PICI has a big interest in cell therapies. We believe it is a clinical approach that is incredibly impactful, and that we are just scratching the surface of what is possible. Based on our interest in cell therapies and NanoString's development of a kit to profile these cells, we discussed what the impact could be of examining the characteristics of products produced by our network of scientists and researchers — including leukapheresis, the cells they remove from patients and the products they produce in their labs — and patient outcomes. This would give researchers an incredibly powerful data set.

Healio: Who is contributing to this collaboration?

Butterfield: Along with Parker Institute for Cancer Immunotherapy and NanoString, participating institutions include University of California, San Francisco; University of California, Los Angeles; University of Pennsylvania; City of Hope; Fred Hutchinson Cancer Research Center; Memorial Sloan Kettering Cancer Center; Stanford University and The University of Texas MD Anderson Cancer Center. These academic medical centers all are developing cell therapies, and they are bringing forward specimens they are investigating and testing in clinical trials.

Healio: What do you hope to learn from this effort?

Butterfield: Clinical trials often are only able to ask a few questions about the products with which investigators are working. With a lot of research often dependent on grant money, often there are not enough resources to do a high-throughput discovery analysis on the cells. This project will give the opportunity for researchers to learn about the blood upfront, the products made from it and the outcomes of patients. This will give the field an opportunity to identify who may benefit from a particular therapy and who may experience treatment-related toxicity, and tell us which genes are responsible for those positive or negative impacts.

By bringing together the capabilities of Parker, NanoString and our participating labs, it gives us an even larger data set that can inform us about what works and what doesn't work in terms of cell therapies for patients with cancer. It will allow us to pinpoint specific genes that can be changed in future iterations of a therapy. This collaboration will help direct future research that allows cell therapies to become more effective.

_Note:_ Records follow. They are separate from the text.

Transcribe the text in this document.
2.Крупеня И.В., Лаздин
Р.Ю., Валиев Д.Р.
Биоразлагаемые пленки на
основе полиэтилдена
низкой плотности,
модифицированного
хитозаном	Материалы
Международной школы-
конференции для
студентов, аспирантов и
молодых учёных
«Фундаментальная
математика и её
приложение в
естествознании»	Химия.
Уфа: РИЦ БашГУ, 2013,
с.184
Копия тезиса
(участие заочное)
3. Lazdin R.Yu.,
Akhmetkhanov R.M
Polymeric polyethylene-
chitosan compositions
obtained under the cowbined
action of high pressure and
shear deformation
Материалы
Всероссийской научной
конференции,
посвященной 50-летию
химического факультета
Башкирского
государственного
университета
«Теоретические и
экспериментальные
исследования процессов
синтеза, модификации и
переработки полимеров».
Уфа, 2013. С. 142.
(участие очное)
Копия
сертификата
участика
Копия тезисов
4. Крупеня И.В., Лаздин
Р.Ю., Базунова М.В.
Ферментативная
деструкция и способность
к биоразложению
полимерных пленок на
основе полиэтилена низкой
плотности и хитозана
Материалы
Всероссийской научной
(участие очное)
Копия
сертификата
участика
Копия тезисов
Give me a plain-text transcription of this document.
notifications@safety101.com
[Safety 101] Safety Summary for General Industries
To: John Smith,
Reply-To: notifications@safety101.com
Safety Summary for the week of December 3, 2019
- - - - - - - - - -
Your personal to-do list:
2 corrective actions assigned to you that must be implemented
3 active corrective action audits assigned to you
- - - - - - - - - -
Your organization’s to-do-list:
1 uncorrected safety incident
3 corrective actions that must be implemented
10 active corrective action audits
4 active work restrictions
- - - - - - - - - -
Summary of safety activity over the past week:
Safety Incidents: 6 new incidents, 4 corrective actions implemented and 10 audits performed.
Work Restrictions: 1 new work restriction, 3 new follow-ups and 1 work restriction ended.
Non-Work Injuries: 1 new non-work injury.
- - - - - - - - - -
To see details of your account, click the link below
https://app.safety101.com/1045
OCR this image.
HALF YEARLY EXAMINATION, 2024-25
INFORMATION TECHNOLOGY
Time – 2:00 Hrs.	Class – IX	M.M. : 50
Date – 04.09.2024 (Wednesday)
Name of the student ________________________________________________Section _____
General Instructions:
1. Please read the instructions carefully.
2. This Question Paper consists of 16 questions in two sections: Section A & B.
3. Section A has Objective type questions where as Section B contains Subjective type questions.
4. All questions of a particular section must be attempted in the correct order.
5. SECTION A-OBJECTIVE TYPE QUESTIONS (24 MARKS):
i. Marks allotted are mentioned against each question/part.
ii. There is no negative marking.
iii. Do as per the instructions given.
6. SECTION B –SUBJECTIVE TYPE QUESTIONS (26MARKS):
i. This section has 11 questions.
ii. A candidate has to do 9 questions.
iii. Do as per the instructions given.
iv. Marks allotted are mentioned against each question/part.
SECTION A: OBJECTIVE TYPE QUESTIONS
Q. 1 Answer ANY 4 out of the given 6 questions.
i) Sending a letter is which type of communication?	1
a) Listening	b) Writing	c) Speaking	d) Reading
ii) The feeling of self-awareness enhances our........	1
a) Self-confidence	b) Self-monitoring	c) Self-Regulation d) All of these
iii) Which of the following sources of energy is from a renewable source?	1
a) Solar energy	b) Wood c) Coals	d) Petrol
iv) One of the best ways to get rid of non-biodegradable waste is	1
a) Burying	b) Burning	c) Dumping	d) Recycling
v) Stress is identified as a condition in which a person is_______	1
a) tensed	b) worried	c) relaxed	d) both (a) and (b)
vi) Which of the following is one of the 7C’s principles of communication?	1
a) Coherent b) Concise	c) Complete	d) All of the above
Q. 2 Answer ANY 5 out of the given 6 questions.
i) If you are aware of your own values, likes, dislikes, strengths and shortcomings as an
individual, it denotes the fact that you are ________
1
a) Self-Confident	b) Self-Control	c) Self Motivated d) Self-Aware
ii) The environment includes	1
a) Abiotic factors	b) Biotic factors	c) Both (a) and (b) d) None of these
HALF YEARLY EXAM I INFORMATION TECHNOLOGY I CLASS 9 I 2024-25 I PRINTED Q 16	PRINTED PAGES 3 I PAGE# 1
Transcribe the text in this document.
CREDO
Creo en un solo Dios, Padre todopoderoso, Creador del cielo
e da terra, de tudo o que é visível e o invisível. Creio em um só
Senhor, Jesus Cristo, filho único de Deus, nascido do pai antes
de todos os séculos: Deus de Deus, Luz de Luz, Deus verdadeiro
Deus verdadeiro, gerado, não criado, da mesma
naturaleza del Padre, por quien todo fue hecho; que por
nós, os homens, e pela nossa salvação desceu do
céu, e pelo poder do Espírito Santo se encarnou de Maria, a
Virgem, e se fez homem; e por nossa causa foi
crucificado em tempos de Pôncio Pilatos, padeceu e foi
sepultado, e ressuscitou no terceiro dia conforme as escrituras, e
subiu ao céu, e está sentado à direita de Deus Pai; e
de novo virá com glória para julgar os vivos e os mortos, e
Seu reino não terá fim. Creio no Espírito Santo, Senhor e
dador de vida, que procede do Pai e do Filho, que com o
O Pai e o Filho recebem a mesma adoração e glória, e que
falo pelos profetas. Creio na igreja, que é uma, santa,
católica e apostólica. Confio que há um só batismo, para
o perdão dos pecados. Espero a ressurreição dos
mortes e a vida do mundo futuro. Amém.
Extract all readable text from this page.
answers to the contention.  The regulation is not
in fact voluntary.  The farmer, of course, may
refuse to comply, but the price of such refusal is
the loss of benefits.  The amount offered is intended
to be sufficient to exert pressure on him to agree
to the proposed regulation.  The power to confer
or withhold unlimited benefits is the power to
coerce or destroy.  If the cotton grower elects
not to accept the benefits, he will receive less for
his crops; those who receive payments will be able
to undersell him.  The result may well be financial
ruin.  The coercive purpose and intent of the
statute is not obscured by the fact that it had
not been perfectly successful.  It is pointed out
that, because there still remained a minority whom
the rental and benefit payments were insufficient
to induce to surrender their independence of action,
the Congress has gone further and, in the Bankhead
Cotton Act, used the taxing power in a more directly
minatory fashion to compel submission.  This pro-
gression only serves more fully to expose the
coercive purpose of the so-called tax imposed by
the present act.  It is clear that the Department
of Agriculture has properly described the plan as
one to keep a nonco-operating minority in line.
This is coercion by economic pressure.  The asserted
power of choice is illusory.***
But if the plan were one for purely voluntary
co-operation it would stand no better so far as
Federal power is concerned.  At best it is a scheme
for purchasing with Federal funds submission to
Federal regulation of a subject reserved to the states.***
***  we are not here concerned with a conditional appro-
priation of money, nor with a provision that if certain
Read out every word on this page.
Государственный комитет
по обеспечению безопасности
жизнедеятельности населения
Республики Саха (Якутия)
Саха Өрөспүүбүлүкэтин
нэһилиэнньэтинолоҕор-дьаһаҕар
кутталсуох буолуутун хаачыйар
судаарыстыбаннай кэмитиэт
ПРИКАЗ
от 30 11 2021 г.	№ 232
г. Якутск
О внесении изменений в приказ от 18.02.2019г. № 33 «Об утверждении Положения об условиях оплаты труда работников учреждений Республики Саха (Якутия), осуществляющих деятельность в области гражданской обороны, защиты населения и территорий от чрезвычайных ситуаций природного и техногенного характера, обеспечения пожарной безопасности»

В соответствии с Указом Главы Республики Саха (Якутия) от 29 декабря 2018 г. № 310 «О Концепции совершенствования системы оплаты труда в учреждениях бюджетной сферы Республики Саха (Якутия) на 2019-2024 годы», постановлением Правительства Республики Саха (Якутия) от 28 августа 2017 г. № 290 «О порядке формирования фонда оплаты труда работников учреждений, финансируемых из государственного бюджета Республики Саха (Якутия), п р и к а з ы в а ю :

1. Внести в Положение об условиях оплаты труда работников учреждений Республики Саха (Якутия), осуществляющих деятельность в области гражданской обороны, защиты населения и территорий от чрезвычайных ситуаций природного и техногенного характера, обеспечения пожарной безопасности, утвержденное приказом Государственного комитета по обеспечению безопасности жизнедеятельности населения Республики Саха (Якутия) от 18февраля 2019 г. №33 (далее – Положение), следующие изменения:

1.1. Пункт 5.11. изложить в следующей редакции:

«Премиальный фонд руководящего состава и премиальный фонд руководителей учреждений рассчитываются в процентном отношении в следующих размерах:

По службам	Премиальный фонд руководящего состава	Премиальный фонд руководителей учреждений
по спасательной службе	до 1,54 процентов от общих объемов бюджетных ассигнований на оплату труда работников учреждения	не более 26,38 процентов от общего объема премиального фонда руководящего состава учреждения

Healio: Who will benefit from the data this project generates?

Butterfield: Bench researchers in cell therapy, physicians who treat patients with cell therapies and, ultimately, the patients who receive experimental cell therapies will benefit from what we learn when it is incorporated into the next generation of cell therapies.

Healio: What is the status and timeline for this project?

Butterfield: We presented the project design at this year’s SITC Annual Meeting, which included details about smaller projects between NanoString and individual labs regarding specific cell types. We are already collecting samples that are being processed by our participating labs, and we hope to have results early next year.

Healio: What impact do you hope this project can have on the clinical use of cell therapies for cancer treatment?

Butterfield: I look forward to a future of personalized cell therapy — a future in which both the patient's tumor and immune system are molecularly profiled so we can determine what is missing so we can engineer a cell that can fix it. With this database of knowledge, we can start to piece these things together so we can manipulate an individual's cells in such a way that it will have a much bigger impact.